Even in a more serious movie like, say, like Christopher Nolan’s Interstellar, everything hangs in the balance should Matthew McConaughey and Anne Hathaway fail in their quest to locate a new home for humanity.

As visually spectacular as these ginormously expensive special effects sagas are, sometimes it all feels a little much. It can leave an apocalypse-weary filmgoer wondering, Does everything have to get blown up?

The answer, according to screenwriter and producer and producer Damon Lindelof, is yes.

Lindelof rose to prominence alongside J.J. Abrams as one of the main writers for ABC’s cult hit Lost. Among his other high-profile writing credits are Star Trek Into Darkness, Prometheus, World War Z and Cowboys & Aliens. Another Lindelof story, Tomorrowland, debuts next week.

In an interview given to vulture.com two years ago, Lindelof talked about his two massive movies released that summer, Into Darkness and World War Z. And though two years is generally a mighty long time in pop culture, his comments about this apocalyptic, cinematic arms race are as relevant now as they were in the summer of 2013.

“We live in a commercial world, where you’ve gotta come up with ‘trailer moments’ and make the thing feel big and impressive and satisfying, especially in that summer-movie-theater construct,” Lindelof said. “But ultimately I do feel—even as a purveyor of it—slightly turned off by this destruction porn that has emerged and become very bold-faced this past summer. And again, guilty as charged. It’s hard not to do it, especially because a movie, if properly executed, feels like it’s escalating.”

Lindelof further notes that just saving one person—or even a single city—just doesn’t raise the emotional stakes high enough for the average 21st-century viewer.

Once you spend more than $100 million on a movie, you have to save the world. And when you start there, and basically say, I have to construct a MacGuffin based on if they shut off this, or they close this portal, or they deactivate this bomb, or they come up with this cure, it will save the world—you are very limited in terms of how you execute that. And in many ways, you can become a slave to it and, again, I make no excuses, I’m just saying you kind of have to start there. In the old days, it was just as satisfying that all Superman has to do was basically save Lois from this earthquake in California. The stakes in that movie are that the San Andreas Fault line opens up and half of California is going to fall in the ocean.

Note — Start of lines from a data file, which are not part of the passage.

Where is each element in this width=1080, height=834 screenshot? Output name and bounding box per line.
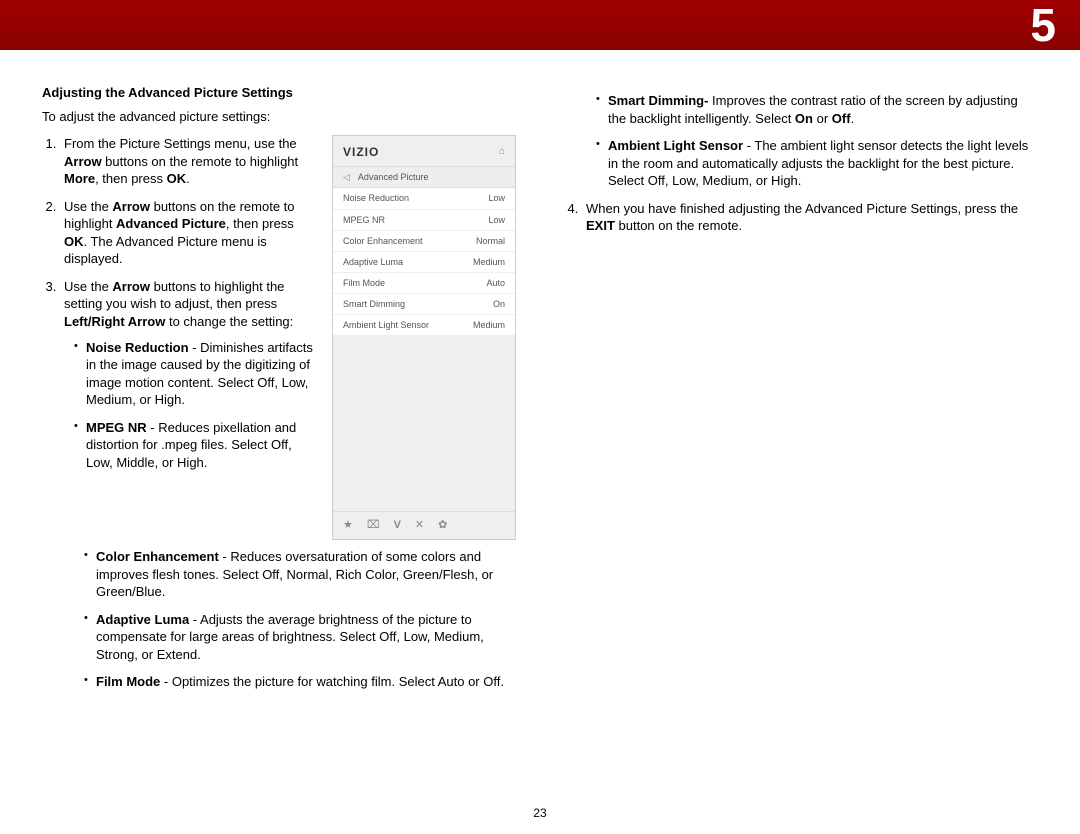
bullet-ambient-light: Ambient Light Sensor - The ambient light… bbox=[596, 137, 1038, 190]
step-1: From the Picture Settings menu, use the … bbox=[60, 135, 318, 188]
tv-menu-footer: ★ ⌧ V ✕ ✿ bbox=[333, 511, 515, 539]
bullet-film-mode: Film Mode - Optimizes the picture for wa… bbox=[84, 673, 516, 691]
chapter-band: 5 bbox=[0, 0, 1080, 50]
star-icon: ★ bbox=[343, 518, 353, 533]
menu-row: Ambient Light SensorMedium bbox=[333, 315, 515, 336]
steps-list: From the Picture Settings menu, use the … bbox=[42, 135, 318, 471]
home-icon: ⌂ bbox=[499, 145, 505, 159]
tv-menu-header: VIZIO ⌂ bbox=[333, 136, 515, 166]
tv-menu-spacer bbox=[333, 336, 515, 511]
menu-row: MPEG NRLow bbox=[333, 210, 515, 231]
content-area: Adjusting the Advanced Picture Settings … bbox=[42, 84, 1038, 794]
menu-row: Noise ReductionLow bbox=[333, 188, 515, 209]
bullet-color-enhancement: Color Enhancement - Reduces oversaturati… bbox=[84, 548, 516, 601]
left-inner: From the Picture Settings menu, use the … bbox=[42, 135, 516, 540]
back-icon: ◁ bbox=[343, 171, 350, 183]
steps-list-right: When you have finished adjusting the Adv… bbox=[564, 200, 1038, 235]
menu-row: Adaptive LumaMedium bbox=[333, 252, 515, 273]
tv-menu-title-row: ◁ Advanced Picture bbox=[333, 166, 515, 188]
right-column: Smart Dimming- Improves the contrast rat… bbox=[564, 84, 1038, 794]
v-icon: V bbox=[394, 518, 401, 533]
tv-icon: ⌧ bbox=[367, 518, 380, 533]
left-column: Adjusting the Advanced Picture Settings … bbox=[42, 84, 516, 794]
intro-text: To adjust the advanced picture settings: bbox=[42, 108, 516, 126]
bullet-adaptive-luma: Adaptive Luma - Adjusts the average brig… bbox=[84, 611, 516, 664]
tv-menu-list: Noise ReductionLow MPEG NRLow Color Enha… bbox=[333, 188, 515, 336]
tv-menu-figure: VIZIO ⌂ ◁ Advanced Picture Noise Reducti… bbox=[332, 135, 516, 540]
close-icon: ✕ bbox=[415, 518, 424, 533]
menu-row: Smart DimmingOn bbox=[333, 294, 515, 315]
menu-row: Film ModeAuto bbox=[333, 273, 515, 294]
bullet-smart-dimming: Smart Dimming- Improves the contrast rat… bbox=[596, 92, 1038, 127]
gear-icon: ✿ bbox=[438, 518, 447, 533]
step-2: Use the Arrow buttons on the remote to h… bbox=[60, 198, 318, 268]
chapter-number: 5 bbox=[1030, 0, 1056, 52]
bullets-step3-narrow: Noise Reduction - Diminishes artifacts i… bbox=[64, 339, 318, 472]
tv-menu-title: Advanced Picture bbox=[358, 171, 429, 183]
section-title: Adjusting the Advanced Picture Settings bbox=[42, 84, 516, 102]
step-3: Use the Arrow buttons to highlight the s… bbox=[60, 278, 318, 471]
page-number: 23 bbox=[0, 806, 1080, 820]
bullets-step3-wide: Color Enhancement - Reduces oversaturati… bbox=[42, 548, 516, 691]
bullet-noise-reduction: Noise Reduction - Diminishes artifacts i… bbox=[74, 339, 318, 409]
menu-row: Color EnhancementNormal bbox=[333, 231, 515, 252]
tv-logo: VIZIO bbox=[343, 144, 379, 160]
left-text-block: From the Picture Settings menu, use the … bbox=[42, 135, 318, 540]
step-4: When you have finished adjusting the Adv… bbox=[582, 200, 1038, 235]
manual-page: 5 Adjusting the Advanced Picture Setting… bbox=[0, 0, 1080, 834]
bullets-right: Smart Dimming- Improves the contrast rat… bbox=[564, 92, 1038, 190]
bullet-mpeg-nr: MPEG NR - Reduces pixellation and distor… bbox=[74, 419, 318, 472]
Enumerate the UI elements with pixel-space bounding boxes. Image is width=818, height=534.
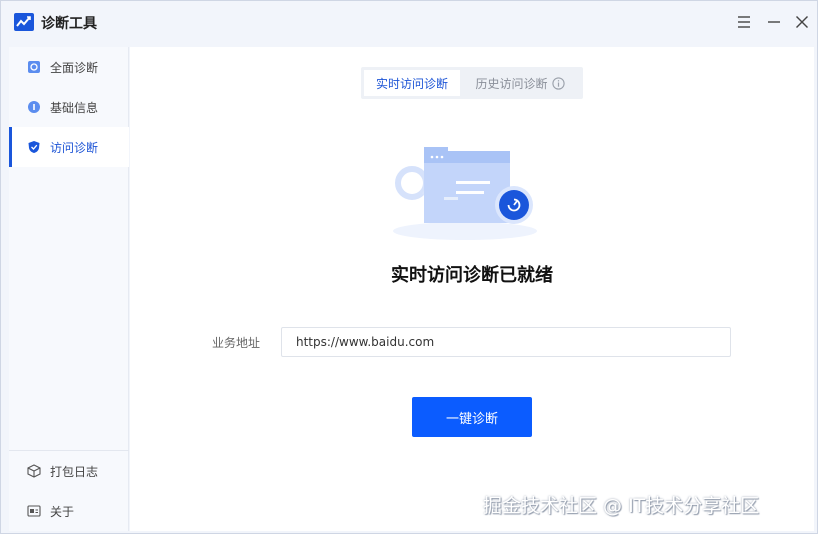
close-icon: [796, 16, 808, 28]
tab-history-diagnosis[interactable]: 历史访问诊断: [460, 70, 580, 96]
watermark-text: 掘金技术社区 @ IT技术分享社区: [483, 495, 760, 517]
full-diagnosis-icon: [28, 61, 40, 73]
shield-icon: [28, 141, 40, 153]
tab-label: 实时访问诊断: [375, 76, 448, 91]
tab-label: 历史访问诊断: [475, 76, 548, 91]
diagnosis-ready-illustration: [393, 147, 537, 240]
status-title: 实时访问诊断已就绪: [391, 265, 553, 286]
info-icon[interactable]: [551, 76, 565, 90]
app-window: 诊断工具 全面诊断 基础信息 访问诊断 打包日志 关于 实时访问诊断 历史访问诊…: [0, 0, 818, 534]
hamburger-icon: [738, 16, 750, 28]
sidebar-item-package-log[interactable]: 打包日志: [9, 451, 129, 491]
address-input[interactable]: [281, 327, 731, 357]
title-bar: 诊断工具: [1, 1, 817, 43]
sidebar-item-access-diagnosis[interactable]: 访问诊断: [9, 127, 129, 167]
chart-line-icon: [14, 13, 34, 31]
diagnose-button[interactable]: 一键诊断: [412, 397, 532, 437]
sidebar-item-label: 基础信息: [50, 100, 99, 115]
sidebar: 全面诊断 基础信息 访问诊断 打包日志 关于: [9, 47, 129, 531]
address-label: 业务地址: [212, 336, 261, 350]
main-panel: 实时访问诊断 历史访问诊断 实时访问诊断已就绪 业务地址 https://www…: [130, 47, 814, 531]
sidebar-item-label: 访问诊断: [50, 140, 99, 155]
close-button[interactable]: [791, 11, 813, 33]
sidebar-item-full-diagnosis[interactable]: 全面诊断: [9, 47, 129, 87]
tab-realtime-diagnosis[interactable]: 实时访问诊断: [364, 70, 460, 96]
tab-bar: 实时访问诊断 历史访问诊断: [361, 67, 583, 99]
sidebar-item-label: 全面诊断: [50, 60, 99, 75]
basic-info-icon: [28, 101, 40, 113]
app-title: 诊断工具: [41, 16, 97, 32]
menu-button[interactable]: [733, 11, 755, 33]
about-icon: [27, 505, 41, 517]
minimize-icon: [768, 21, 780, 23]
minimize-button[interactable]: [763, 11, 785, 33]
package-icon: [27, 464, 41, 478]
sidebar-item-about[interactable]: 关于: [9, 491, 129, 531]
sidebar-item-label: 打包日志: [50, 464, 99, 479]
sidebar-item-basic-info[interactable]: 基础信息: [9, 87, 129, 127]
sidebar-item-label: 关于: [50, 504, 75, 519]
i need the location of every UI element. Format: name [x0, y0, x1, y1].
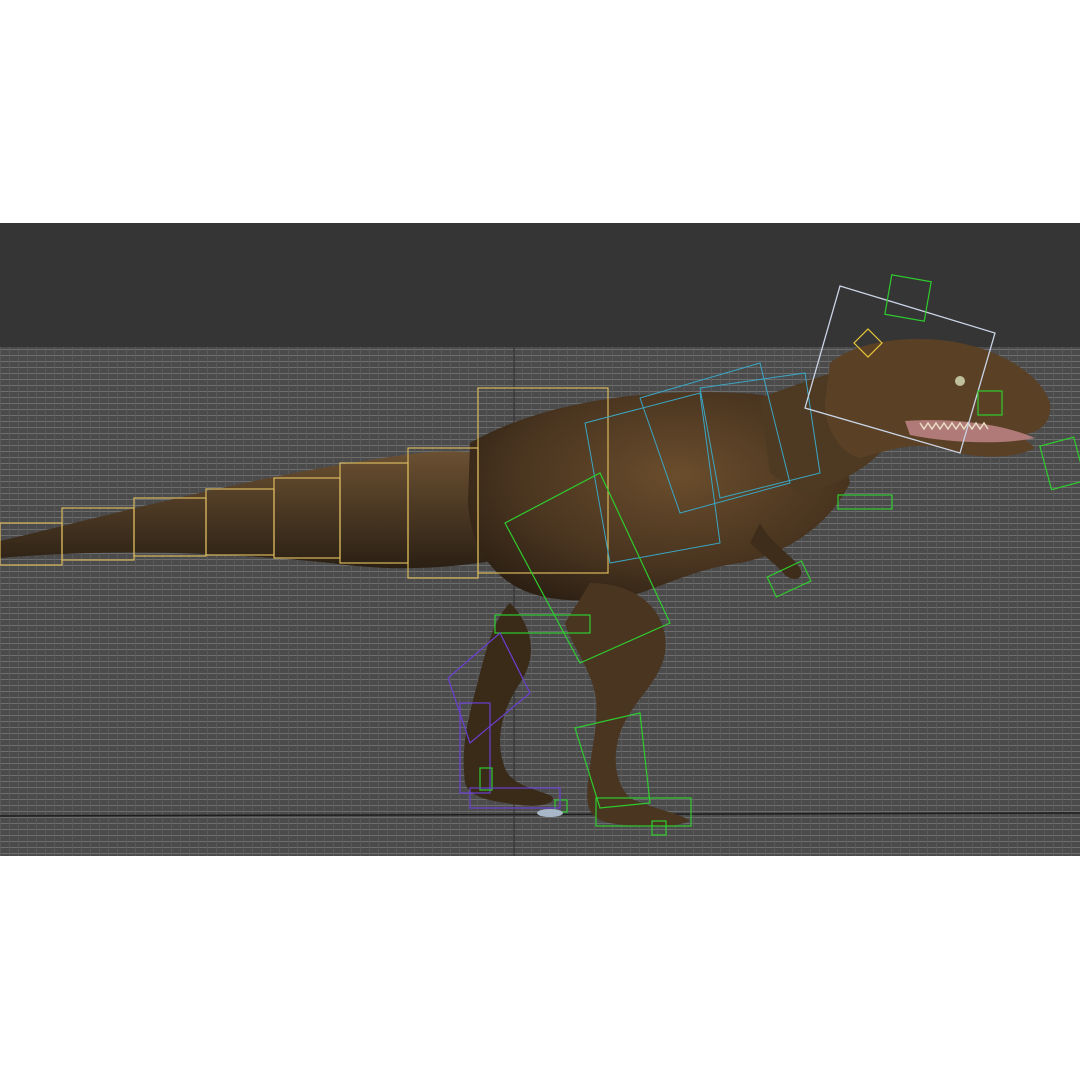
trex-eye: [955, 376, 965, 386]
ground-marker-icon: [537, 809, 563, 817]
bottom-letterbox: [0, 856, 1080, 1080]
top-letterbox: [0, 0, 1080, 223]
3d-viewport[interactable]: [0, 223, 1080, 856]
viewport-sky: [0, 223, 1080, 347]
viewport-canvas[interactable]: [0, 223, 1080, 856]
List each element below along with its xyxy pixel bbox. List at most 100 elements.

That felt big enough, but there is a sense of bigger, better, faster, seen it before, done that.

He also added, “It’s almost impossible to, for example, not have a final set piece where the fate of the free world is at stake. You basically work your way backward and say, ‘Well, the Avengers aren’t going to save Guam, they’ve got to save the world.’ Did Star Trek Into Darkness need to have a gigantic starship crashing into San Francisco? I’ll never know. But it sure felt like it did.”

Elsewhere in the lengthy article, Vulture writer Scott Brown noted:

Hollywood’s gigantism, Lindelof points out, is practically algorithmic—and the effect tendrils all the way down to the storytelling level. When ever-larger sums are spent to make and market ever-fewer, ever-bigger movies, and those movies are aimed at Imax screens, then world—shattering comic-book I.P. and gigantic special effects are expected, with larger-than-life characters wielding those effects. No one necessarily asks for it; it just kind of happens. It’s what Lindelof calls Story Gravity, and dealing with it—whether that means resisting it or simply surfing it skillfully—is the great challenge of writing this new breed of tentpole blockbuster. The question used to be: How do we top ourselves? The new one seems to be: How do we stop ourselves?

With Avengers: Age of Ultron well on its way to another billion-dollar-plus haul in just a couple of weeks in global theaters, this ever-escalating, bigger-is-always-better trend in blockbusters shows no signs of abating any time soon.